In terms of conflict management, we humans are having a 1492 moment. On the one hand is the paleoteric view, the old thinking. That is, do we think that the Earth is flat? Should war be perpetual? Is bombing others how we make them listen?
On the other hand is the neoteric perspective, the new thinking. Is the Earth round? Is peace how we make more peace? Can conflict be waged by nonviolence in order to achieve sustainable results?
The paleoteric runs strongly back in history, really all the way to walled cities in which the wealth of a city-state was stored against famine, which was not long after the rise of agriculture, especially the advent of long-lasting grains that could be stored. These were literally tasty targets and the old culture of the occasional raiding party to steal a horse, some goats, or a couple of cows gave way to permanent standing armies of both conquest and defense. This began many thousands of years ago and is embedded in every aspect of our societies, some more than others.
Neoteric thinking relates to a cost-benefit analysis that is finding nonviolent methods far more effective at achieving certain goals at lower cost--and is barely 100 years old, if we take its development from Gandhi's first intentional use in South Africa in 1906. Research--especially meticulous compilation of modern era case studies--is really new, starting with Gene Sharp and now best represented by Chenoweth and Stephan--and is revealing that, in fact, the average citizen comes out far ahead in those cases where a party to a conflict engages in an intelligent nonviolent campaign. Thus, notes the neoteric thinker, we should study how this works and how to propagate the methods if we say we wish to improve the quality and longevity of life for the vast majority of people.
There are some things only violence can accomplish, say those who defend the use of violence.
True.
Without violence, it is impossible to commit or to long maintain injustice.
Without violence, it is impossible to take someone else's land or resources.
Without violence, colonialism and imperialism could never have happened and could not exist.
Without violence, racial oppression or religious persecution would be impossible.
But what about more lofty goals, especially homeland defense and protection of the vulnerable?
This is where neoteric thinking has discovered the distinct advantage of strategic nonviolence, philosophical nonviolence, religious nonviolence, economic sanctions, diplomatic competence, messaging and image, recruitment and defection promotion, political opprobrium, and literally illimitable options to protect our homes, lives, and lifeways that do not involve either violence or the threat of violence.
Nonviolence usually involves force, however.

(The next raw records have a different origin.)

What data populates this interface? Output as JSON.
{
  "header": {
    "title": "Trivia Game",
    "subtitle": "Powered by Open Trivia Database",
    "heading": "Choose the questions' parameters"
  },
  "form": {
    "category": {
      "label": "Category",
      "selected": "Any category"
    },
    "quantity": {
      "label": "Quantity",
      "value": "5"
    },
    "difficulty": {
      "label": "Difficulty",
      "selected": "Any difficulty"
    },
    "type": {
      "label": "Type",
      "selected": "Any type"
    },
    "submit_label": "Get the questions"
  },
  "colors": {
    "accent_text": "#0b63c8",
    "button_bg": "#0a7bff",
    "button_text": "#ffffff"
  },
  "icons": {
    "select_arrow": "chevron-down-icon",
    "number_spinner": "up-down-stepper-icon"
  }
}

That cannot be avoided, all gooey rhetoric aside.
Strikes, work slowdowns, boycotts, divestment, tax refusal, punishment in the media and at the ballot box, massive public displays of displeasure, sabotage without violence, and literally a million other creative nonviolent countermeasures can and have successfully resisted all forms of violence.
Has nonviolence ever lost? Of course. Should the perfect be the enemy of the good and continue to burn up our national treasure, our best minds, and the blood of our young ones--or should we bet on the likely winner and further develop its chances of winning faster with lower costs?
That is the choice and it is a choice. We cannot have both. Commitment to violence--as we see--robs us of our abilities to use nonviolent influence, develop a nonviolent approach that others trust, and prepare our society and our youth for the risks of nonviolence. Commitment to nonviolence is a commitment to fairness, to a cessation of a world of extreme poverty and extreme wealth. Nonviolence will not work to long maintain such disparity; only violence can accomplish that.
Promote neoteric thinking; outflank, outmaneuver, outthink, and outfight the paleoteric commitment to violence. They are stuck in the ditch of history at a time when only some new thinking can get us moving again.